Artigo por Rodolfo Fücher, Presidente do Conselho da Associação Brasileira das Empresas de Software – ABES
A industrialização no Brasil começou atrasada, cerca de 200 anos, mas conseguiu ocupar posições de destaque mundialmente. Porém, recentemente vem perdendo espaço como apontou o Vice-presidente e Ministro do Desenvolvimento Industria e Comércio, Dr. Geraldo Alckmin, ao dizer que “Durante boa parte do século XX e até a década de 1980, quando sua participação foi cerca de 20% do PIB.
O que se viu nos últimos anos foi o seu encolhimento, chegando a 11,3% do PIB em 2021”, e que “A reindustrialização é essencial para a retomada do desenvolvimento sustentável”, destacando a urgência de elaborar uma política moderna de desenvolvimento industrial alinhada com a economia verde.
O uso intensivo da tecnologia da informação, pilar central da transformação digital, tornou-se vital para a competitividade de qualquer nação, para a melhoria de qualidade de vida de sua população e, principalmente, para o crescimento sustentável de sua economia, atraindo investimentos e assegurando uma indústria competitiva e pujante.
Um bom exemplo do benefício do uso intenso da tecnologia da informação, é o resultado do estudo “The Impact Of AI On The World Economy” elaborado pela Mckinsey, que demonstra que as empresas líderes na utilização de IA (Inteligencia Artificial) deverão ter um ganho competitivo na ordem de 25% referente às oportunidades de mercado no mesmo período. Por outro lado, as empresas que ainda não estão investindo em IA poderão perder significativamente competitividade e, consequentemente, mercado. O estudo também aponta que o mesmo gap de competitividade deverá ocorrer entre países.
Um importante indicador referente à tendência do nível de competitividade de uma nação, de sua economia e de sua indústria é a sua capacidade de absorver tecnologia.
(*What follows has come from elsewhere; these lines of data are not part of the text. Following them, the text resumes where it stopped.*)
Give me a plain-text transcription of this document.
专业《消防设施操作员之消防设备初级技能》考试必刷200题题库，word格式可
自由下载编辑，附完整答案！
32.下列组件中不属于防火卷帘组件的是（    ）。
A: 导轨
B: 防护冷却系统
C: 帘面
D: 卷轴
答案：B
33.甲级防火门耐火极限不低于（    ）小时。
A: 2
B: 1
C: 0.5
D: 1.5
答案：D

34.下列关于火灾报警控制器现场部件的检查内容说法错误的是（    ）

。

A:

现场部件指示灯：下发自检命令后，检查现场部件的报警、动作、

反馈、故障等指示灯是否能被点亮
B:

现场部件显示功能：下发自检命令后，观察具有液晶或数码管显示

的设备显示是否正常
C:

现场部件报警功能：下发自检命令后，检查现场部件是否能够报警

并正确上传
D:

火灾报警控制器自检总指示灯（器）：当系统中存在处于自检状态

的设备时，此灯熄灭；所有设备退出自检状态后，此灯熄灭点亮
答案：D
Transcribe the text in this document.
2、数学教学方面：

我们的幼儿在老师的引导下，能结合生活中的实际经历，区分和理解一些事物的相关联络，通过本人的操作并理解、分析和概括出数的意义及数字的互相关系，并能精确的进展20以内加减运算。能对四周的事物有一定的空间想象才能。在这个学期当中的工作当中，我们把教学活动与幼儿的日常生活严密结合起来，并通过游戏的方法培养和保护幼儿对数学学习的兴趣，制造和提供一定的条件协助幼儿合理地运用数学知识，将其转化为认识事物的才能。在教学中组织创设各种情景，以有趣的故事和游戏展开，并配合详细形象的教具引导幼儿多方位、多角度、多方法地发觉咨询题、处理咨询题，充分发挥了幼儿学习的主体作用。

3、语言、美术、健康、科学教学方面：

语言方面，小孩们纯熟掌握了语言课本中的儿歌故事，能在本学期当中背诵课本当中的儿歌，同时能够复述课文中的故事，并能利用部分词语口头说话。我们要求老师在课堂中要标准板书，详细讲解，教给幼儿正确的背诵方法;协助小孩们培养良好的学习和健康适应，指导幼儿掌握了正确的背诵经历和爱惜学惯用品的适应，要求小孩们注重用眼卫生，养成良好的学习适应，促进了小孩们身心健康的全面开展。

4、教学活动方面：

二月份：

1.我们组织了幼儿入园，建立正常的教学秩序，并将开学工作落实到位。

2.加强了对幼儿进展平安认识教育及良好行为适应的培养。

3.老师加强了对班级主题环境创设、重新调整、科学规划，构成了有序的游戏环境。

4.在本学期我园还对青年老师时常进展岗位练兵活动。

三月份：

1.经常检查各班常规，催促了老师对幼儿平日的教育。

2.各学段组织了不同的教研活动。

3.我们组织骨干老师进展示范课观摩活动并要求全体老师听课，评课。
Recentemente, a ABES – Associação Brasileira das Empresas de Software apresentou os resultados de seu Estudo Anual, no qual mapeia as tendências do nosso mercado de tecnologia da informação, compreendendo software, serviços e hardware (dispositivos).
Contrariando as nossas expectativas, o estudo apontou um crescimento de apenas 3%, bem abaixo das expectativas de crescimento de dois dígitos esperados, e abaixo da média mundial de 7.4% – eu, particularmente, não me recordo disto ter acontecido alguma vez. O estudo demonstra que ritmo de absorção de tecnologia do Brasil
, caiu em relação aos demais países.
O baixo consumo de tecnologia está diretamente relacionado à perda de competitividade de um país. Ao consumir menos tecnologia, perde a sociedade, perde o governo, perde a economia. E, se a economia perde, há um comprometimento real da pauta de reindustrialização. Um dos principais responsáveis é o indigesto arcabouço tributário, que, ao contrário da tecnologia, não evolui. Um regramento tributário complexo, cria interpretações equivocadas em relação à comercialização de bens e serviços, principalmente ligados ao mercado de tecnologia, impactando e até inviabilizando a disponibilidade de tecnologias de ponta, e onerando seu. E, paralelo a isto, o Brasil ainda engatinha quando o assunto é letramento digital. É muito difícil para qualquer país consumir tecnologia quando há barreiras para acessá-la, como também baixo conhecimento para absorvê-la e aproveitar todo o seu potencial, assegurando um alto nível de competitividade do país – e, aí sim, fomentar a reindustrialização.
Comparando a situação do Brasil com a dos demais países, o Brasil estava na 9º posição em 2020, caiu para a 12º em 2022. Na América Latina, fica claro como o país está perdendo forças, em 2020, nossa participação no mercado latino era de 44%; em 2021 caiu para 40%; e, em 2022, chegou a 36%. Caímos uma média de 4 pontos percentuais ao ano, enquanto o México, por exemplo, que detinha uma fatia 20% em 2020, viu a sua participação subir para 23% no ano passado. Até a Argentina conquistou mais espaço, consumindo mais tecnologia e com uma taxa de crescimento maior que a nossa.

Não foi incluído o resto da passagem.